Дирк Корнхерт проводил Брейгеля до гостиницы. Они шли вдоль канала. Красная луна выкатилась над Харлемом. «В этом человеке есть что-то детское», — подумал Брейгель. Не замедляя шага, он поглядывал на достойное лицо своего спутника под крестьянской шляпой с опущенными полями, со шнуром вокруг тульи. Он думал о их разговоре.
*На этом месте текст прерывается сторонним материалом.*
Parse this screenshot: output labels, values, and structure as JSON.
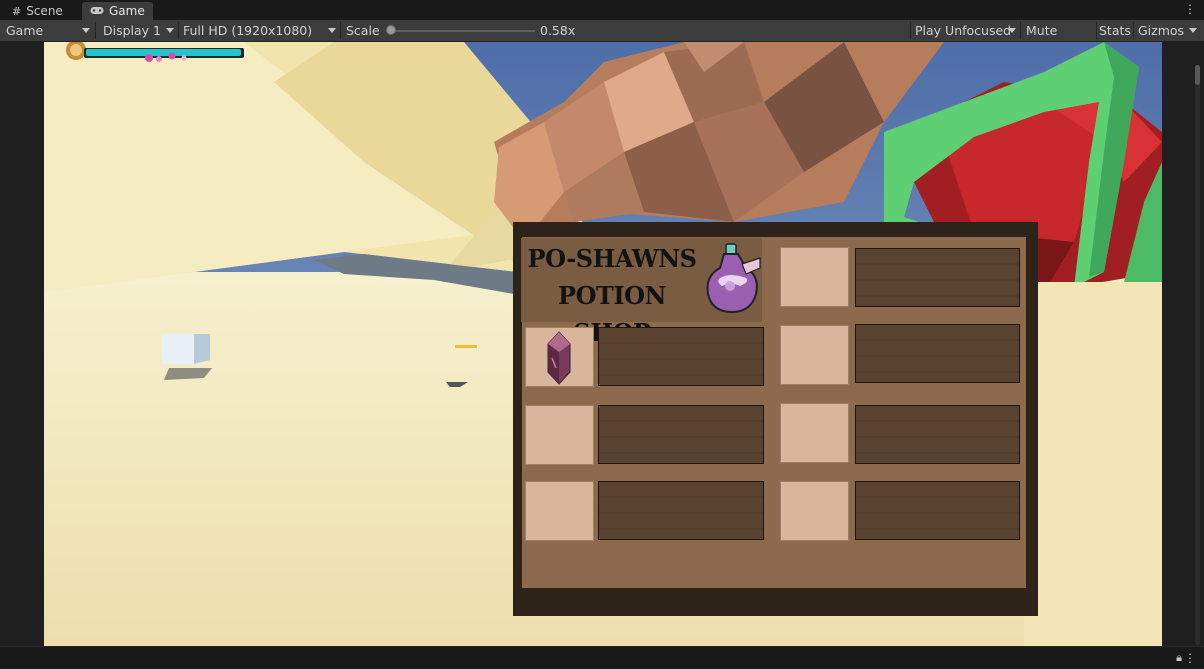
{
  "tabs": [
    {
      "label": "Scene",
      "icon": "grid-icon"
    },
    {
      "label": "Game",
      "icon": "gamepad-icon"
    }
  ],
  "toolbar": {
    "mode": "Game",
    "display": "Display 1",
    "resolution": "Full HD (1920x1080)",
    "scale_label": "Scale",
    "scale_value": "0.58x",
    "scale_fraction": 0.0,
    "play_focus": "Play Unfocused",
    "mute": "Mute Audio",
    "stats": "Stats",
    "gizmos": "Gizmos"
  },
  "shop": {
    "title_line1": "PO-SHAWNS",
    "title_line2": "POTION SHOP",
    "left_slots": [
      "crystal",
      "empty",
      "empty"
    ],
    "right_slots": [
      "empty",
      "empty",
      "empty",
      "empty"
    ]
  },
  "colors": {
    "sky": "#5b7ab0",
    "sand": "#f3e6b4",
    "panel_dark": "#2e2318",
    "panel_wood": "#8c6a4e",
    "slot": "#d8b59d",
    "plank": "#5a4230",
    "health_bar": "#23c3d0"
  }
}
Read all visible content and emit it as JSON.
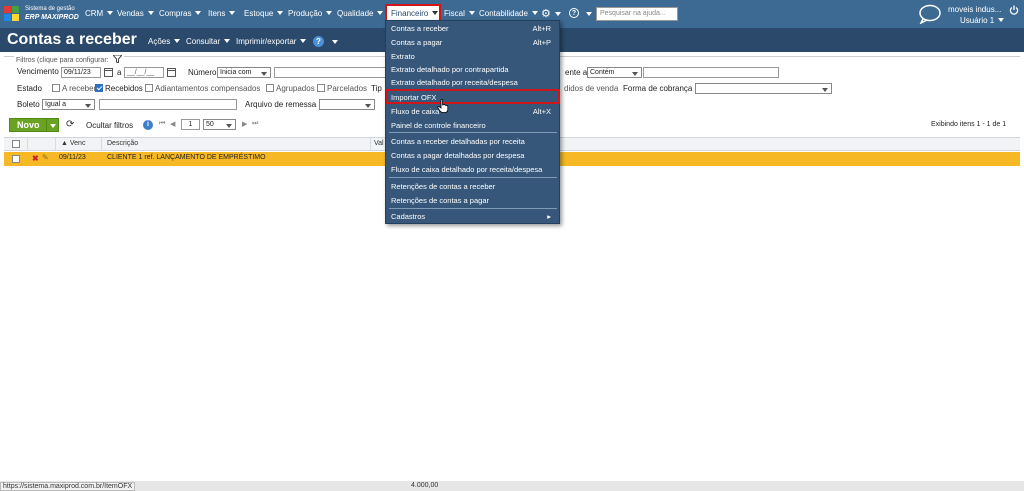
{
  "logo": {
    "line1": "Sistema de gestão",
    "line2": "ERP MAXIPROD"
  },
  "nav": {
    "items": [
      "CRM",
      "Vendas",
      "Compras",
      "Itens",
      "Estoque",
      "Produção",
      "Qualidade",
      "Financeiro",
      "Fiscal",
      "Contabilidade"
    ],
    "search_placeholder": "Pesquisar na ajuda...",
    "company": "moveis indus...",
    "user": "Usuário 1"
  },
  "titlebar": {
    "title": "Contas a receber",
    "acoes": "Ações",
    "consultar": "Consultar",
    "imprimir": "Imprimir/exportar",
    "help": "?"
  },
  "filters": {
    "legend": "Filtros (clique para configurar:",
    "vencimento_label": "Vencimento",
    "venc_from": "09/11/23",
    "venc_sep": "a",
    "venc_to": "__/__/__",
    "numero_label": "Número",
    "numero_op": "Inicia com",
    "cliente_label": "ente a",
    "cliente_op": "Contém",
    "estado_label": "Estado",
    "estados": [
      {
        "label": "A receber",
        "checked": false
      },
      {
        "label": "Recebidos",
        "checked": true
      },
      {
        "label": "Adiantamentos compensados",
        "checked": false
      },
      {
        "label": "Agrupados",
        "checked": false
      },
      {
        "label": "Parcelados",
        "checked": false
      }
    ],
    "tipo_label": "Tip",
    "pedidos_label": "didos de venda",
    "forma_label": "Forma de cobrança",
    "boleto_label": "Boleto",
    "boleto_op": "Igual a",
    "arquivo_label": "Arquivo de remessa"
  },
  "toolbar": {
    "novo": "Novo",
    "ocultar": "Ocultar filtros",
    "page": "1",
    "page_size": "50",
    "exibindo": "Exibindo itens 1 - 1 de 1"
  },
  "grid": {
    "headers": [
      "Venc",
      "Descrição",
      "Val"
    ],
    "rows": [
      {
        "venc": "09/11/23",
        "descricao": "CLIENTE 1 ref. LANÇAMENTO DE EMPRÉSTIMO"
      }
    ],
    "total": "4.000,00"
  },
  "menu": {
    "items": [
      {
        "label": "Contas a receber",
        "shortcut": "Alt+R"
      },
      {
        "label": "Contas a pagar",
        "shortcut": "Alt+P"
      },
      {
        "label": "Extrato",
        "shortcut": ""
      },
      {
        "label": "Extrato detalhado por contrapartida",
        "shortcut": ""
      },
      {
        "label": "Extrato detalhado por receita/despesa",
        "shortcut": ""
      },
      {
        "label": "Importar OFX",
        "shortcut": ""
      },
      {
        "label": "Fluxo de caixa",
        "shortcut": "Alt+X"
      },
      {
        "label": "Painel de controle financeiro",
        "shortcut": ""
      },
      {
        "label": "Contas a receber detalhadas por receita",
        "shortcut": ""
      },
      {
        "label": "Contas a pagar detalhadas por despesa",
        "shortcut": ""
      },
      {
        "label": "Fluxo de caixa detalhado por receita/despesa",
        "shortcut": ""
      },
      {
        "label": "Retenções de contas a receber",
        "shortcut": ""
      },
      {
        "label": "Retenções de contas a pagar",
        "shortcut": ""
      },
      {
        "label": "Cadastros",
        "shortcut": "▸"
      }
    ]
  },
  "status_url": "https://sistema.maxiprod.com.br/ItemOFX",
  "colors": {
    "topbar": "#3d6a93",
    "titlebar": "#2b4a6b",
    "menu": "#36577a",
    "highlight_row": "#f6b824",
    "novo": "#6aa324",
    "annotation": "#d0161b"
  }
}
И еще — о картинах, которые ему показал Корнхерт почти перед самым уходом (правда, так и не сумев припомнить имен художников). Корнхерт же смотрел на дремлющий Харлем, на темную воду канала под луной, покрытую рябью. И спрашивал себя, позволит ли ему судьба прожить всю жизнь в этом городе, умереть в своем доме. Эти двое могли бы стать близкими друзьями, но их встреча была, несомненно, единственной, и история не сохранила о ней никаких свидетельств.



2

Ему некуда спешить. Ему нравятся эти дороги, нравится, что башмаки людей и копыта коров оставляют в грязи залитые водой выемки, в которых отражается небо. Он бредет между плетеными изгородями по этим пастушьим тропам, следы на которых, когда грязь подсыхает, кажутся письменами Египта. Кто знает, быть может, следы птиц на снегу, звездчатые росписи их лапок, а также отпечатки коровьих копыт в грязи в совокупности составляют Библию, которую мы читали бы как ту, другую, если бы были мудрее? Жрецы Этрурии и Рима, прорицатели, которые умели истолковать полет птицы, биение крыльев и те фигуры, которые образуют внутренности или облака, с такой же легкостью читали сны природы, как и наши, человеческие сны. И как знать, может быть, природа осведомлена лучше, чем люди, так легко отвлекающиеся на всякие побрякушки, о том, что готовит нам Время в своих сокровенных мастерских? Цыган или цыганка, читая по руке, иногда верно предсказывают наш путь. Астролог обозначает на карте планет дату нашего рождения и определяет направление нашей жизни. Разве менее разумно верить, что следы, оставленные животными, или вот эти перекрещенные соломинки могли бы указать нам — умей мы их прочитать, — под какие крыши или какие звезды приведут нас наши шаги?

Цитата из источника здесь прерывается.